In Singapore, if you are single, you should minimally be able to earn $2,000. If you want to start a family, you and your partner should at least earn an average of at least $3,500 each. If not, life will be tough. Yet, the government and businesses lament that Singaporeans do not want to take up service jobs that pay $1,300 when it’s obviously not enough to survive in Singapore. Yet, the government tells us that it is not necessary to get a degree. If we don’t get a degree, who’s going to pay us $3,500, or even $2,000, at the current state of our policies?
So, before the government makes fanciful suggestions that degrees are not important, they should take a look at their policies and change it to ensure that even if a person doesn’t have a degree that they would be able to earn enough. If the government doesn’t believe people need to be paid higher wages, then they should to increase the interest paid to the CPF of the low-income earners so that they would be able to accumulate even that little amount of wealth.
Clearly, what needs to be done in Singapore is to drastically increase incomes for the low-income earners in Singapore, increase public spending, especially on healthcare, and to also increase the CPF interest rates, at least for the poor and elderly, so that they would be able to live and retire respectably.

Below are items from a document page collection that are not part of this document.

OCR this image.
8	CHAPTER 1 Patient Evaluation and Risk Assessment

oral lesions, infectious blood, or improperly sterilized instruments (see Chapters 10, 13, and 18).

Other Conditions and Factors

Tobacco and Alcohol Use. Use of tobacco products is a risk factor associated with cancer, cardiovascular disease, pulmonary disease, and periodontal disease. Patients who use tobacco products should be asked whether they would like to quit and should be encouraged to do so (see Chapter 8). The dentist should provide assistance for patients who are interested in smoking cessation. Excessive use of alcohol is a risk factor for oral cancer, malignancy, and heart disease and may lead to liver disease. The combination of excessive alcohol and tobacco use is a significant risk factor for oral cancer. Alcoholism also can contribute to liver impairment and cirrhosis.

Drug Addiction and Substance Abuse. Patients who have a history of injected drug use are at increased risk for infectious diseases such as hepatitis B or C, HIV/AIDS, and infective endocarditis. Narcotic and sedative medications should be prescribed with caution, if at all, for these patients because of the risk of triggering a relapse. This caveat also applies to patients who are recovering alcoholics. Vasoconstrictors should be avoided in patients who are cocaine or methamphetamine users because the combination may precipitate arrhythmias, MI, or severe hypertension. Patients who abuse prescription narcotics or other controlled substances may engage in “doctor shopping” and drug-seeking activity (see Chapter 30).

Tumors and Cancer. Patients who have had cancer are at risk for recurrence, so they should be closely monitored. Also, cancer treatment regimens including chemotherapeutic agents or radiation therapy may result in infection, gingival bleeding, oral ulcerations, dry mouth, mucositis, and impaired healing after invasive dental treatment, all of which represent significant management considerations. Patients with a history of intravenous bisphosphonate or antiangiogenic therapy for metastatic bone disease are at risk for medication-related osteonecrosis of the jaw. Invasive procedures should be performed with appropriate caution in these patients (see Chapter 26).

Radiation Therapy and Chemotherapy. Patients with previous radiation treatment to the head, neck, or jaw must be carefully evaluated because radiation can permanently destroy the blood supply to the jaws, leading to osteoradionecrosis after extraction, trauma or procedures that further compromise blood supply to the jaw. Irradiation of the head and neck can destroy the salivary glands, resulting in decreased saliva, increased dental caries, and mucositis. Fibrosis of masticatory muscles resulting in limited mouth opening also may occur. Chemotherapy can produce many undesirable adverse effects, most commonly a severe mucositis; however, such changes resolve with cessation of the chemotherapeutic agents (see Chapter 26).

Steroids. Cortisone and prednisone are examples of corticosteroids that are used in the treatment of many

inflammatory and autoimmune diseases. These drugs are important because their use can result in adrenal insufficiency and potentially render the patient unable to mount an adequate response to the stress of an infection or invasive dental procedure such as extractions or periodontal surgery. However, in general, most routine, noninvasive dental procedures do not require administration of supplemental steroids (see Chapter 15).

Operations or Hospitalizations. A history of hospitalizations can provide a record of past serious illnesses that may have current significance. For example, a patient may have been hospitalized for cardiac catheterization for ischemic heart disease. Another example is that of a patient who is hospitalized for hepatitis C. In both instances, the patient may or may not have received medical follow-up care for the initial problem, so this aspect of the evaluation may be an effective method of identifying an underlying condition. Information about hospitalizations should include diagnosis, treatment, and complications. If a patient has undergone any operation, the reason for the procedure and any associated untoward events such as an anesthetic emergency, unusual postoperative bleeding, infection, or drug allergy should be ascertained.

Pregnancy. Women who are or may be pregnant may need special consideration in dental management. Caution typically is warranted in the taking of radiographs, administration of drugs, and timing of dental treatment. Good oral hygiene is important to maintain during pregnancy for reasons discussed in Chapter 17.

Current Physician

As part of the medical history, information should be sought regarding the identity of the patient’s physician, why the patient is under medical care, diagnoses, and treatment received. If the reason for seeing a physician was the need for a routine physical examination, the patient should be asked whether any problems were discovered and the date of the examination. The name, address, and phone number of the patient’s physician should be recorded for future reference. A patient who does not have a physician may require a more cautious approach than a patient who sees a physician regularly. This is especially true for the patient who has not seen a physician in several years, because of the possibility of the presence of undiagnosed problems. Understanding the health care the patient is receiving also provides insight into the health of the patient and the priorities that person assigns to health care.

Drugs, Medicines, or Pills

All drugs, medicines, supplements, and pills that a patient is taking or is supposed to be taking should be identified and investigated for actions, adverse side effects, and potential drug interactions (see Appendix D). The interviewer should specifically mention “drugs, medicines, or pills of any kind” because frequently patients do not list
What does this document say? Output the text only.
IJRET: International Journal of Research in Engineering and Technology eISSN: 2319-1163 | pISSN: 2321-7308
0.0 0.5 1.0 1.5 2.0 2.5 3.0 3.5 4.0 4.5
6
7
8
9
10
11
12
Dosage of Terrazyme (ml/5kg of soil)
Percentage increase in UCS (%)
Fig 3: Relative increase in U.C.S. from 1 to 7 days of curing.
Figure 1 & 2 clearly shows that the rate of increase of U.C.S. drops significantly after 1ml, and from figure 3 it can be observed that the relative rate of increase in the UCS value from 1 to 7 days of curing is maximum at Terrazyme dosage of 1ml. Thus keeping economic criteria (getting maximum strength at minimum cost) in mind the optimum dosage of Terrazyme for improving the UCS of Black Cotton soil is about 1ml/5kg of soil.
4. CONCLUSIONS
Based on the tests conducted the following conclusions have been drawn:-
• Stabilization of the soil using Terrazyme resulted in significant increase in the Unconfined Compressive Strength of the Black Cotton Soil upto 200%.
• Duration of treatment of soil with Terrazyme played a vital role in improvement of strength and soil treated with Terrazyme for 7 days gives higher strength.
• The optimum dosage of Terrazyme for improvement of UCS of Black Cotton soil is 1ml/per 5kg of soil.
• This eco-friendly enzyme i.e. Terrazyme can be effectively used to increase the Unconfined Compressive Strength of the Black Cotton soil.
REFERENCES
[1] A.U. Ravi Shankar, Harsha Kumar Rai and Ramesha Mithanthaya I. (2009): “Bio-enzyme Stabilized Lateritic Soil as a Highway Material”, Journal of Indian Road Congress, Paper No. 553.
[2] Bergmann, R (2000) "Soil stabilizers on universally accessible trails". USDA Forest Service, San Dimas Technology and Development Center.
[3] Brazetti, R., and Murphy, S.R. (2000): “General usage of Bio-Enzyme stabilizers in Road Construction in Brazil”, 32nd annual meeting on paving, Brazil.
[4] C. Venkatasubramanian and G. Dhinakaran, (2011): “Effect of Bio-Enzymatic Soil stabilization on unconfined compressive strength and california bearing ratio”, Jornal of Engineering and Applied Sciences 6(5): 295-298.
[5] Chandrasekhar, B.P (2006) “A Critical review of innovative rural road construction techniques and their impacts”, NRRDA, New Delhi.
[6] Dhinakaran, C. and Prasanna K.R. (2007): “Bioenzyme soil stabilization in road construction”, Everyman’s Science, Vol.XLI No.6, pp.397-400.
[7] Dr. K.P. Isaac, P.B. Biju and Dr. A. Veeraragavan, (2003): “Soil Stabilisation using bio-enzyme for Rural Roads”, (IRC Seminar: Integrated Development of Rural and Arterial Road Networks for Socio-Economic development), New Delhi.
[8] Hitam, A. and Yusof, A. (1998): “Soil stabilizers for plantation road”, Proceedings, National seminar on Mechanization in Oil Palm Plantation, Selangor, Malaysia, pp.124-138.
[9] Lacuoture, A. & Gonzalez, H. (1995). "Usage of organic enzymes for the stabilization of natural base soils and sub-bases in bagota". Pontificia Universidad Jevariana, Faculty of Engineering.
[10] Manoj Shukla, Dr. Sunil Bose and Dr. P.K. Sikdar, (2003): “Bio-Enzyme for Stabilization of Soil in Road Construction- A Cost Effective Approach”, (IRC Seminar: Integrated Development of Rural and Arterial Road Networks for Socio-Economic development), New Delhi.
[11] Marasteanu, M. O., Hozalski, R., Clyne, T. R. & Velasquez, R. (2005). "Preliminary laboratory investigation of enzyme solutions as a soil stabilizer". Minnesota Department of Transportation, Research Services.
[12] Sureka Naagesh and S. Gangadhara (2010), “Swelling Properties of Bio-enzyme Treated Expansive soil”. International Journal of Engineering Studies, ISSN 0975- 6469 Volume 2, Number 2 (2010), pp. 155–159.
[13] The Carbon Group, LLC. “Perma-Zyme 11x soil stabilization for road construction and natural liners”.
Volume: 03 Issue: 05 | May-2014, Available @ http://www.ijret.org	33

But then, this is nothing new, is it? This is what we have been telling the government for many years now. But why hasn’t the government acted on it? And if so, why does the government continue to think that it is acceptable that we would need to work till our deaths or that life would be difficult for us?
You had voted for this ruling party for the past few elections, despite the many reminders and warnings that had been given. You have another chance to set things right in 2015/2016. It’s all up to you now. It’s in your hands. Whether you will be able to live adequately and retire comfortably, it’s all up to you now.